One of the main reasons companies are hesitant to use OSS or will go so far as to forbid it altogether is fear. Companies fear claims and law suits from people who might pop up and claim ownership of a piece of open source code they've come to rely on.
So when a company pays for a software product rather than use an open source alternative, they are also buying a contract. That contract provides two main things: support and indemnification. The first one we often discuss in the OSS community, and in fact it's the community that provides support. But that second one, can be a major problem.
Large software companies certify that everything they are selling is theirs and that it works. More importantly, if it turns out something wasn't theirs, they will pay the legal bills if someone sues over intellectual property violation. This is what the execs are looking for.
According to Gartner, and I completely agree, the major upsurge in the next few years will be in companies providing services around OSS. Specifically, support for products, support for stacks of products (for example, testing and certifying a particular set of version numbers for a LAMP stack), and idemnification for legal issues around supported code. Some vendors are already in this space, but there will be many more coming.

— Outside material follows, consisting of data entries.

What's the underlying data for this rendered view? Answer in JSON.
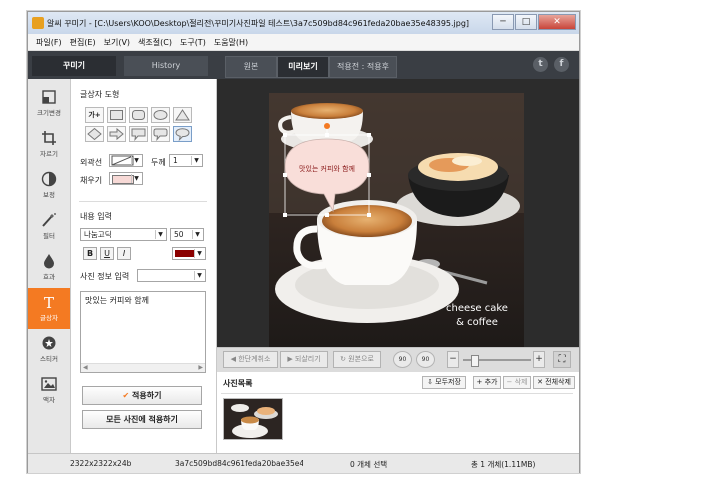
{
  "window": {
    "title": "알씨 꾸미기 - [C:\\Users\\KOO\\Desktop\\절리전\\꾸미기사진파일 테스트\\3a7c509bd84c961feda20bae35e48395.jpg]",
    "controls": [
      "─",
      "□",
      "✕"
    ]
  },
  "menu": [
    "파일(F)",
    "편집(E)",
    "보기(V)",
    "색조절(C)",
    "도구(T)",
    "도움말(H)"
  ],
  "left_tabs": {
    "decorate": "꾸미기",
    "history": "History"
  },
  "right_tabs": {
    "original": "원본",
    "preview": "미리보기",
    "before": "적용전 : 적용후"
  },
  "social": {
    "twitter": "t",
    "facebook": "f"
  },
  "tools": [
    {
      "label": "크기변경",
      "icon": "resize-icon"
    },
    {
      "label": "자르기",
      "icon": "crop-icon"
    },
    {
      "label": "보정",
      "icon": "adjust-icon"
    },
    {
      "label": "필터",
      "icon": "filter-icon"
    },
    {
      "label": "효과",
      "icon": "effect-icon"
    },
    {
      "label": "글상자",
      "icon": "textbox-icon"
    },
    {
      "label": "스티커",
      "icon": "sticker-icon"
    },
    {
      "label": "액자",
      "icon": "frame-icon"
    }
  ],
  "panel": {
    "shape_title": "글상자 도형",
    "shape_text_glyph": "가+",
    "outline_label": "외곽선",
    "thickness_label": "두께",
    "thickness_value": "1",
    "fill_label": "채우기",
    "content_title": "내용 입력",
    "font_value": "나눔고딕",
    "size_value": "50",
    "bold": "B",
    "underline": "U",
    "italic": "I",
    "photo_info_label": "사진 정보 입력",
    "photo_info_value": "",
    "text_value": "맛있는 커피와 함께",
    "apply_label": "적용하기",
    "apply_all_label": "모든 사진에 적용하기",
    "text_color": "#8b0000",
    "fill_color": "#f7d9d6",
    "accent": "#f47a22"
  },
  "canvas": {
    "bubble_text": "맛있는 커피와 함께",
    "caption_line1": "cheese cake",
    "caption_line2": "& coffee"
  },
  "toolbar": {
    "undo_label": "한단계취소",
    "redo_label": "되살리기",
    "original_label": "원본으로",
    "rotate_left": "90",
    "rotate_right": "90",
    "zoom_out": "−",
    "zoom_in": "+"
  },
  "photolist": {
    "title": "사진목록",
    "save_all": "모두저장",
    "add": "+ 추가",
    "delete": "− 삭제",
    "delete_all": "✕ 전체삭제"
  },
  "status": {
    "size": "2322x2322x24b",
    "filename": "3a7c509bd84c961feda20bae35e4839",
    "selected": "0 개체 선택",
    "total": "총 1 개체(1.11MB)"
  }
}
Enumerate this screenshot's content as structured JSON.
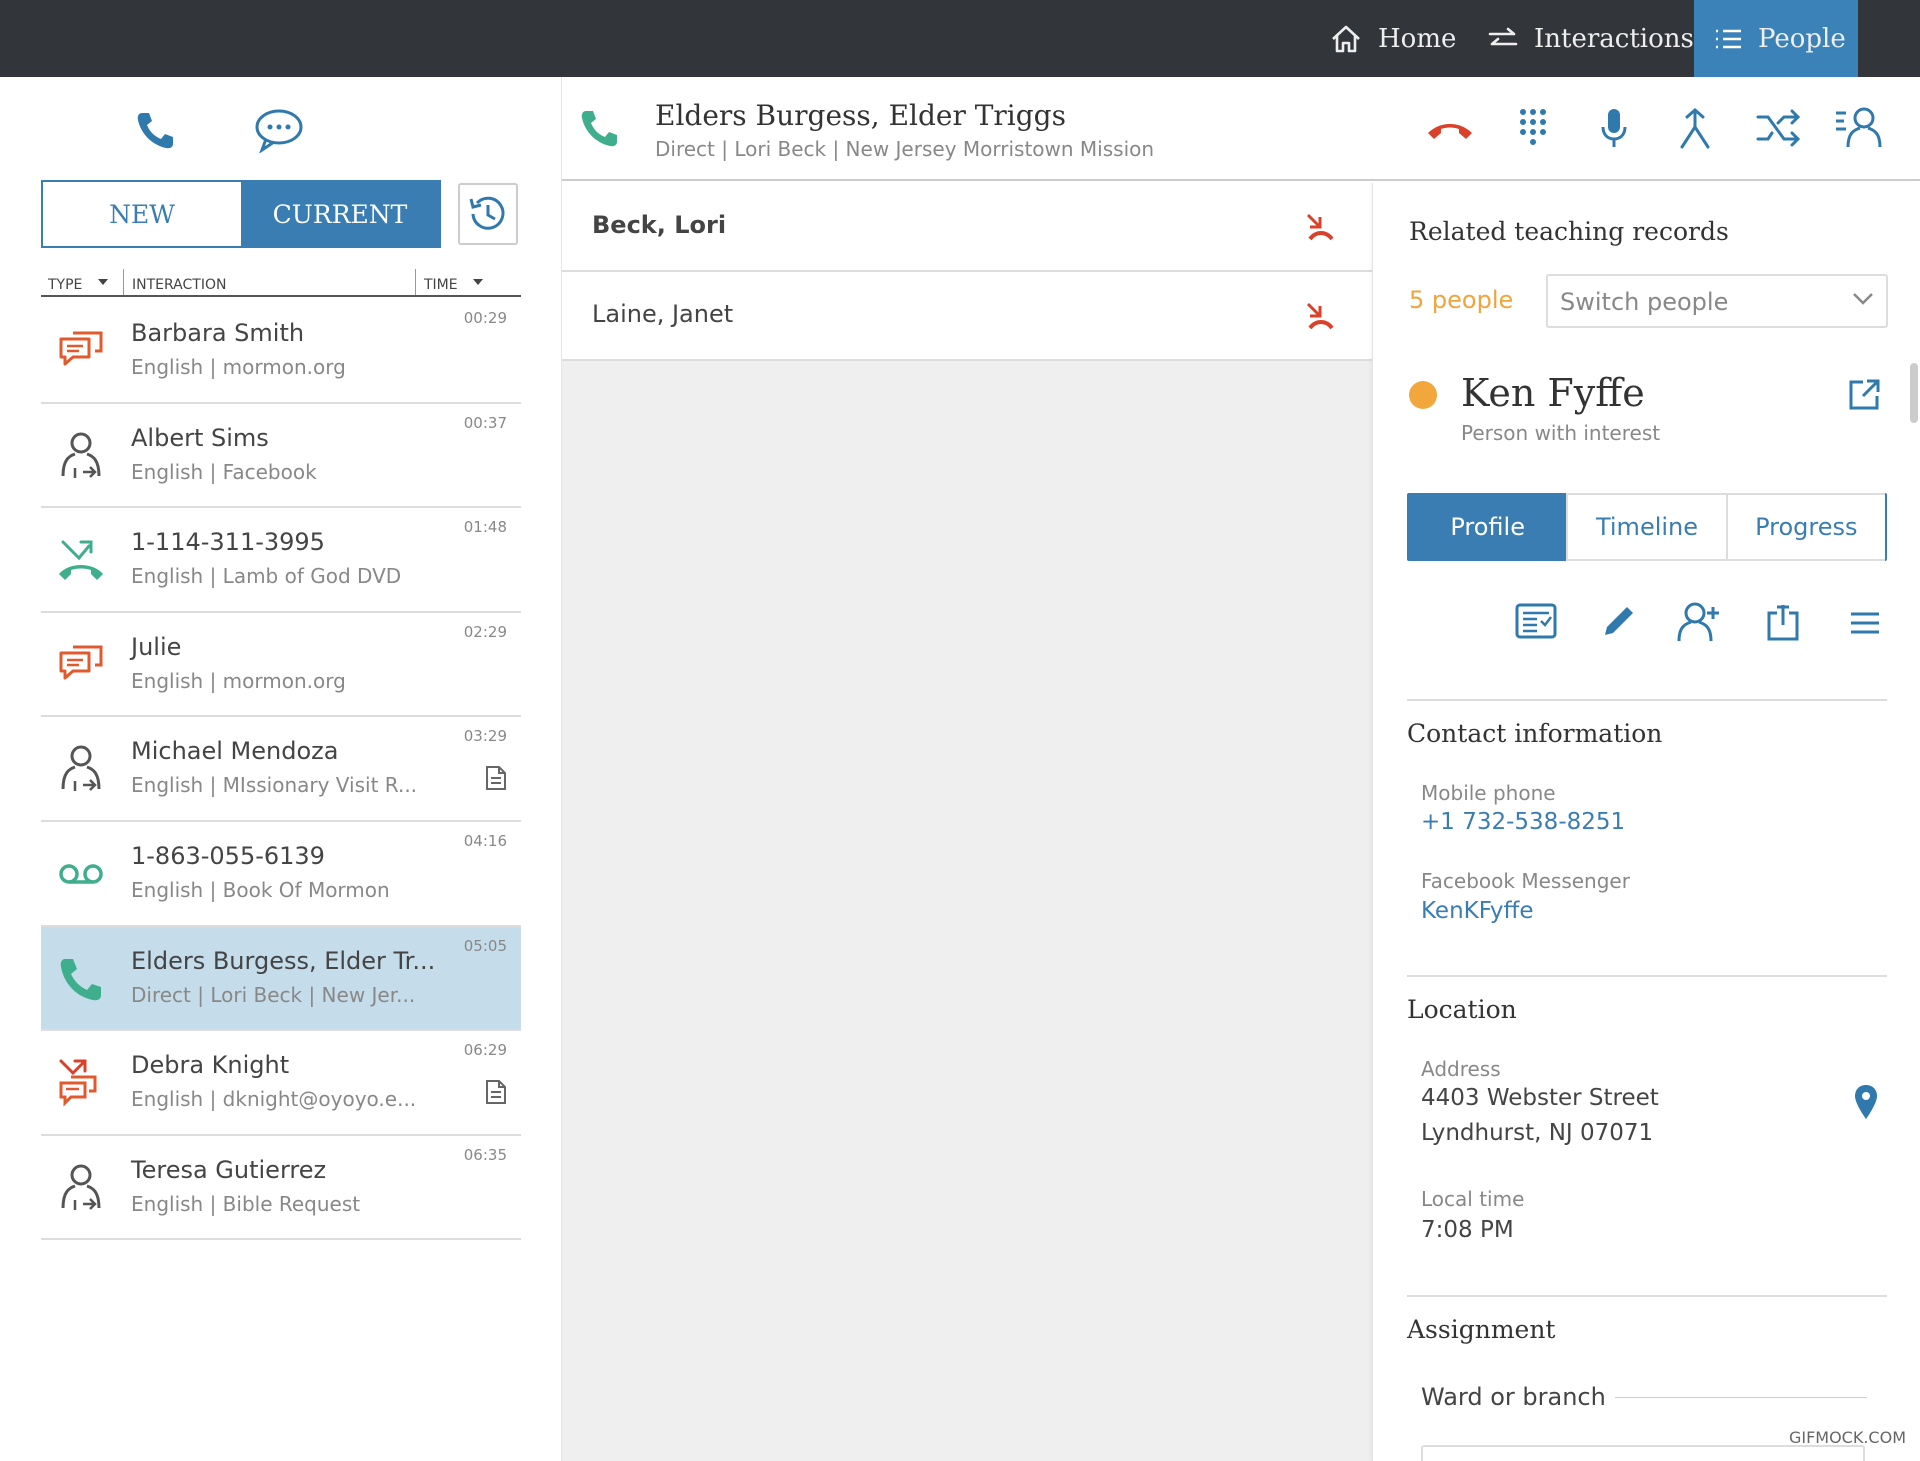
{
  "nav": {
    "home": "Home",
    "interactions": "Interactions",
    "people": "People"
  },
  "left": {
    "tab_new": "NEW",
    "tab_current": "CURRENT",
    "columns": {
      "type": "TYPE",
      "interaction": "INTERACTION",
      "time": "TIME"
    },
    "rows": [
      {
        "name": "Barbara Smith",
        "sub": "English | mormon.org",
        "time": "00:29",
        "icon": "chat-icon"
      },
      {
        "name": "Albert Sims",
        "sub": "English | Facebook",
        "time": "00:37",
        "icon": "person-referral-icon"
      },
      {
        "name": "1-114-311-3995",
        "sub": "English | Lamb of God DVD",
        "time": "01:48",
        "icon": "missed-call-icon"
      },
      {
        "name": "Julie",
        "sub": "English | mormon.org",
        "time": "02:29",
        "icon": "chat-icon"
      },
      {
        "name": "Michael Mendoza",
        "sub": "English | MIssionary Visit R...",
        "time": "03:29",
        "icon": "person-referral-icon"
      },
      {
        "name": "1-863-055-6139",
        "sub": "English | Book Of Mormon",
        "time": "04:16",
        "icon": "voicemail-icon"
      },
      {
        "name": "Elders Burgess, Elder Tr...",
        "sub": "Direct | Lori Beck | New Jer...",
        "time": "05:05",
        "icon": "phone-icon"
      },
      {
        "name": "Debra Knight",
        "sub": "English | dknight@oyoyo.e...",
        "time": "06:29",
        "icon": "missed-chat-icon"
      },
      {
        "name": "Teresa Gutierrez",
        "sub": "English | Bible Request",
        "time": "06:35",
        "icon": "person-referral-icon"
      }
    ]
  },
  "call": {
    "title": "Elders Burgess, Elder Triggs",
    "sub": "Direct | Lori Beck | New Jersey Morristown Mission",
    "participants": [
      {
        "name": "Beck, Lori"
      },
      {
        "name": "Laine, Janet"
      }
    ]
  },
  "related": {
    "title": "Related teaching records",
    "count": "5 people",
    "switch_placeholder": "Switch people",
    "person_name": "Ken Fyffe",
    "person_type": "Person with interest",
    "tabs": [
      "Profile",
      "Timeline",
      "Progress"
    ],
    "contact_title": "Contact information",
    "mobile_label": "Mobile phone",
    "mobile_value": "+1 732-538-8251",
    "fb_label": "Facebook Messenger",
    "fb_value": "KenKFyffe",
    "location_title": "Location",
    "address_label": "Address",
    "address_line1": "4403 Webster Street",
    "address_line2": "Lyndhurst, NJ 07071",
    "localtime_label": "Local time",
    "localtime_value": "7:08 PM",
    "assignment_title": "Assignment",
    "ward_label": "Ward or branch"
  },
  "watermark": "GIFMOCK.COM",
  "colors": {
    "accent": "#3a7db3",
    "topbar": "#323539",
    "orange": "#f0a43c",
    "red": "#d9412b",
    "green": "#3fae8c",
    "selected_row": "#c5dceb"
  }
}
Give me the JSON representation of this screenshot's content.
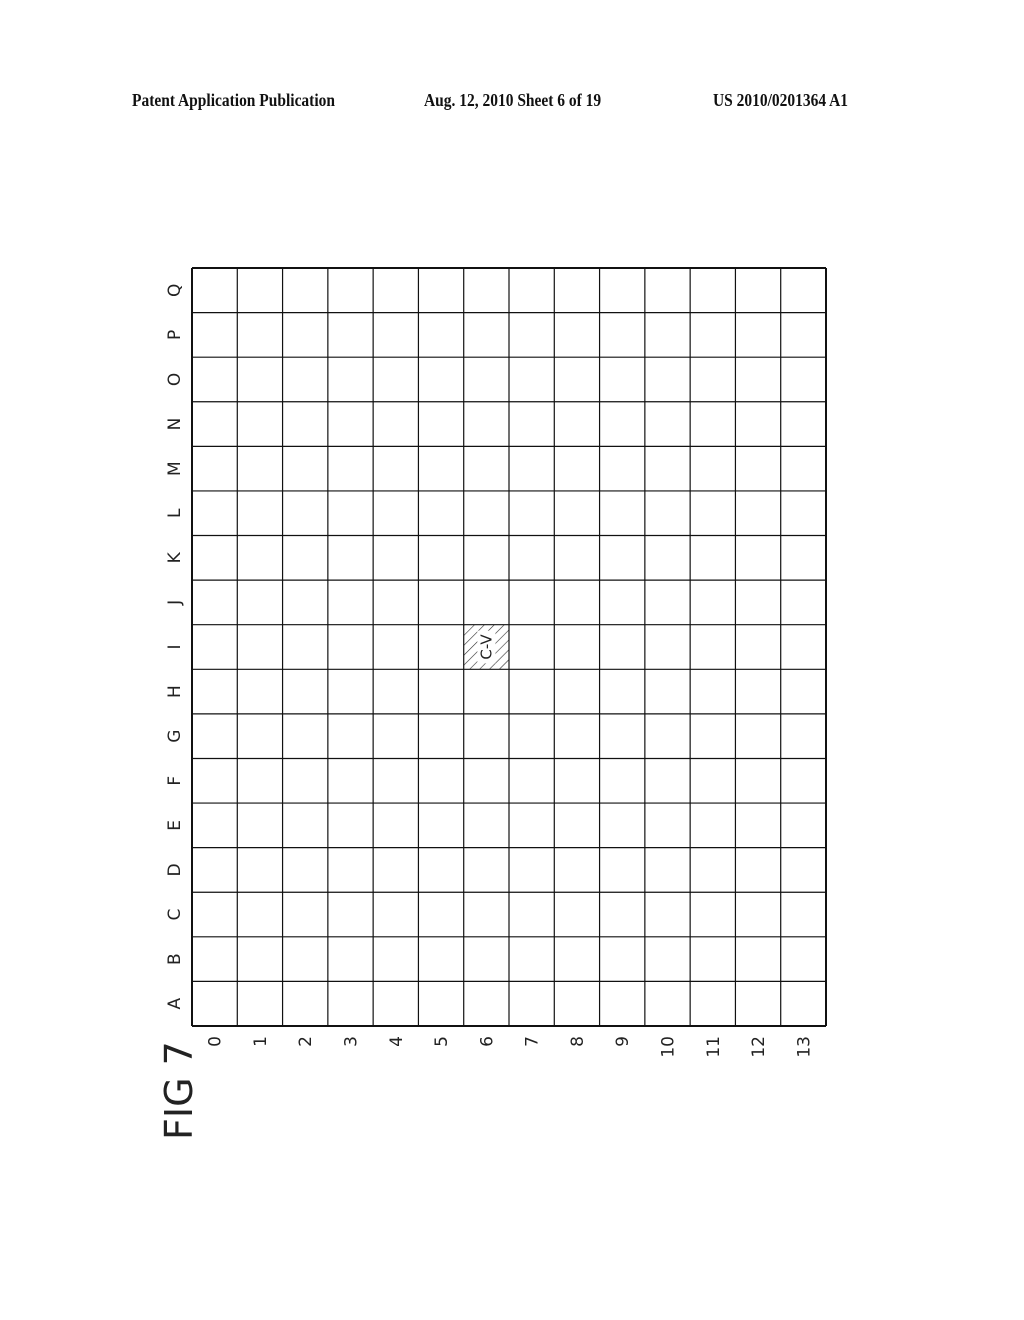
{
  "header": {
    "left": "Patent Application Publication",
    "middle": "Aug. 12, 2010  Sheet 6 of 19",
    "right": "US 2010/0201364 A1"
  },
  "figure": {
    "label": "FIG 7",
    "orientation": "rotated 90 degrees counter-clockwise",
    "columns": [
      "0",
      "1",
      "2",
      "3",
      "4",
      "5",
      "6",
      "7",
      "8",
      "9",
      "10",
      "11",
      "12",
      "13"
    ],
    "rows": [
      "A",
      "B",
      "C",
      "D",
      "E",
      "F",
      "G",
      "H",
      "I",
      "J",
      "K",
      "L",
      "M",
      "N",
      "O",
      "P",
      "Q"
    ],
    "highlighted_cells": [
      {
        "column": "6",
        "row": "I",
        "label": "C-V",
        "fill": "hatched"
      }
    ]
  },
  "chart_data": {
    "type": "heatmap",
    "title": "FIG 7",
    "x": [
      "0",
      "1",
      "2",
      "3",
      "4",
      "5",
      "6",
      "7",
      "8",
      "9",
      "10",
      "11",
      "12",
      "13"
    ],
    "y": [
      "A",
      "B",
      "C",
      "D",
      "E",
      "F",
      "G",
      "H",
      "I",
      "J",
      "K",
      "L",
      "M",
      "N",
      "O",
      "P",
      "Q"
    ],
    "marked": [
      {
        "x": "6",
        "y": "I",
        "label": "C-V"
      }
    ],
    "grid": true
  }
}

The real question from the OSS side is, how will these vendors interface with the OSS community? If they want to provide true support and fix issues, I think they can't help but be major players in the community to get their changes incorporated back into distributions. To do this, these companies will need to hire people involved in the major communities they support. So coders in various OSS circles could become a hot commodity in the near future for support companies looking to differentiate themselves from the competition.